If Barrett were nominated, it is possible that the president could moderate somewhat the predictable hysteria of the pro-choice movement, (i. e. pro-abortion), by repeating his view that the abortion rules should be left to the states to establish. This would assure a reasonable variety of abortion regimes to serve the whole country and might somewhat placate all but the most militant.
Since Barrett unquestionably is qualified and is not on a pro-life crusade, if the White House handles her nomination carefully and the Democrats are as frenzied in their antagonism as they were to Justice Kavanaugh, Democrats could alienate the entire Roman Catholic community of the United States, about a quarter of the population, and many others of other faiths.
Lagoa’s religious views are less well known. As a Floridian fugitive with her family from Castro’s Cuba, her nomination could be politically timely.
There is no reason for the president to make the tentative gesture of an interim appointment, but he could make it clear that if his nominee is not confirmed by election day, the results of the election would be taken into careful consideration before attempting to confirm the nominee. That might not allay many suspicions but it might not arouse as much hostility as expressing determination to confirm whatever the election result. It is very hard to manage these controversies but it might be possible to dampen the extremes.
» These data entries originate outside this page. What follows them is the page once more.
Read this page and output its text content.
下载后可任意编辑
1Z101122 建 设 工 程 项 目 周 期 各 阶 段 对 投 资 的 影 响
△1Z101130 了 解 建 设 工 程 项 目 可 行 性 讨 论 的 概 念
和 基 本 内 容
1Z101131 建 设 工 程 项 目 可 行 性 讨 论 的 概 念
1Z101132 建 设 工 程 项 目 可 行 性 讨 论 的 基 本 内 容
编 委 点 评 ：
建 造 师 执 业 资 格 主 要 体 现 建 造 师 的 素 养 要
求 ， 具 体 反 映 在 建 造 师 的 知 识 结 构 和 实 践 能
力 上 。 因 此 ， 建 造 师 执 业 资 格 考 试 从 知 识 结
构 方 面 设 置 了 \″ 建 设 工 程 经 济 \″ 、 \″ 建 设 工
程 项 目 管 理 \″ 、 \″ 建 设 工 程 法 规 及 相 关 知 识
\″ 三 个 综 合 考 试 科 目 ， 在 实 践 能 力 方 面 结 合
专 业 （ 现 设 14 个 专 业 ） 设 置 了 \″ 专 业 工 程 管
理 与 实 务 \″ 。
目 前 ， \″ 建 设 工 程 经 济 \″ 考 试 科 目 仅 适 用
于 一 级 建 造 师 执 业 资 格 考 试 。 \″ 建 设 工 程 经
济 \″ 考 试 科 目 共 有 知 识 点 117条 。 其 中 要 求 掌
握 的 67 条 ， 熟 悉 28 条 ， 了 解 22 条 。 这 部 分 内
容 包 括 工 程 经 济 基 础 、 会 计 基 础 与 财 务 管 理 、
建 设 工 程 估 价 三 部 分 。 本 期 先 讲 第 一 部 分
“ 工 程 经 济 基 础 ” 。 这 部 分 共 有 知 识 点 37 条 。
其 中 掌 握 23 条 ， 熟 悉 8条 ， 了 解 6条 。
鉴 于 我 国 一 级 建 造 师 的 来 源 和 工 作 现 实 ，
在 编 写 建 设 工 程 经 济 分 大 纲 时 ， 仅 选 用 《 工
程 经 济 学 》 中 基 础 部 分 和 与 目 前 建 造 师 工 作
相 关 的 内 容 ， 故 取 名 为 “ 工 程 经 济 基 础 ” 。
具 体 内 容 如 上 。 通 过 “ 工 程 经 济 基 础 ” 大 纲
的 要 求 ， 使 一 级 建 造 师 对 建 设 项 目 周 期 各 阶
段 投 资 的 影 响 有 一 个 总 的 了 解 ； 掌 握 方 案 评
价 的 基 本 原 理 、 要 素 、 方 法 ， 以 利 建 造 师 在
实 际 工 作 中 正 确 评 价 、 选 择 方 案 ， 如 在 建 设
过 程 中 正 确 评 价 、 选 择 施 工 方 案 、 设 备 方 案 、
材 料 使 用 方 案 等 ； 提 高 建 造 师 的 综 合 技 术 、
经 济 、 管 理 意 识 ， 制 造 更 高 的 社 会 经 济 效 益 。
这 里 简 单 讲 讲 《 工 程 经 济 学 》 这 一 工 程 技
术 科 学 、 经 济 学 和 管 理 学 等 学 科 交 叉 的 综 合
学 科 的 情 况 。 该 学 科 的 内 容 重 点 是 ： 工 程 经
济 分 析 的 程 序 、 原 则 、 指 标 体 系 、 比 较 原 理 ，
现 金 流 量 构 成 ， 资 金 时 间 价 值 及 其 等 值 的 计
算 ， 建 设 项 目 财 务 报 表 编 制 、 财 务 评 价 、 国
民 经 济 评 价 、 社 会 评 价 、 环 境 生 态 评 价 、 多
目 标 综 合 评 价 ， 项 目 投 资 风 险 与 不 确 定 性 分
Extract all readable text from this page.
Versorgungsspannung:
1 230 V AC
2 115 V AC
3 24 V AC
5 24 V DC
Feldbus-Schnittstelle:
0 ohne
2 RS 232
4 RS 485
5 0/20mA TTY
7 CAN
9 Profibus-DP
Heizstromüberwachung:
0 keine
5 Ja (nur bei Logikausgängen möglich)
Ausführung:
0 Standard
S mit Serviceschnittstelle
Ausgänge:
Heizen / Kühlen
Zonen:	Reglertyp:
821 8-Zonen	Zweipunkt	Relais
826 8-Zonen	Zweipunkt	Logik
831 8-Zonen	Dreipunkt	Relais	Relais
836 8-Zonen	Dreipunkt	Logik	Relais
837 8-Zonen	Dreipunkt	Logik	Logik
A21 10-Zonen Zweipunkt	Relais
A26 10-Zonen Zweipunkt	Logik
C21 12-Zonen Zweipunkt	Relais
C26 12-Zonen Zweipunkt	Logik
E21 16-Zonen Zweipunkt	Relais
A civilized discussion of abortion would be a preferable backdrop to the election than the Democrats’ continued desperate effort to maintain public hysteria over the coronavirus, while arguing for renewed economic shutdowns to embarrass the president, no matter how much damage would be inflicted onto millions of other people.
I am generally skeptical about chaotic election scenarios, but the election conceivably could go to the Supreme Court and end in a 4-4 tie, creating a severe crisis. Chief Justice John Roberts would probably vote with the other Republican appointees, but avoiding such a scenario would furnish the president an argument for swift confirmation of his nominee.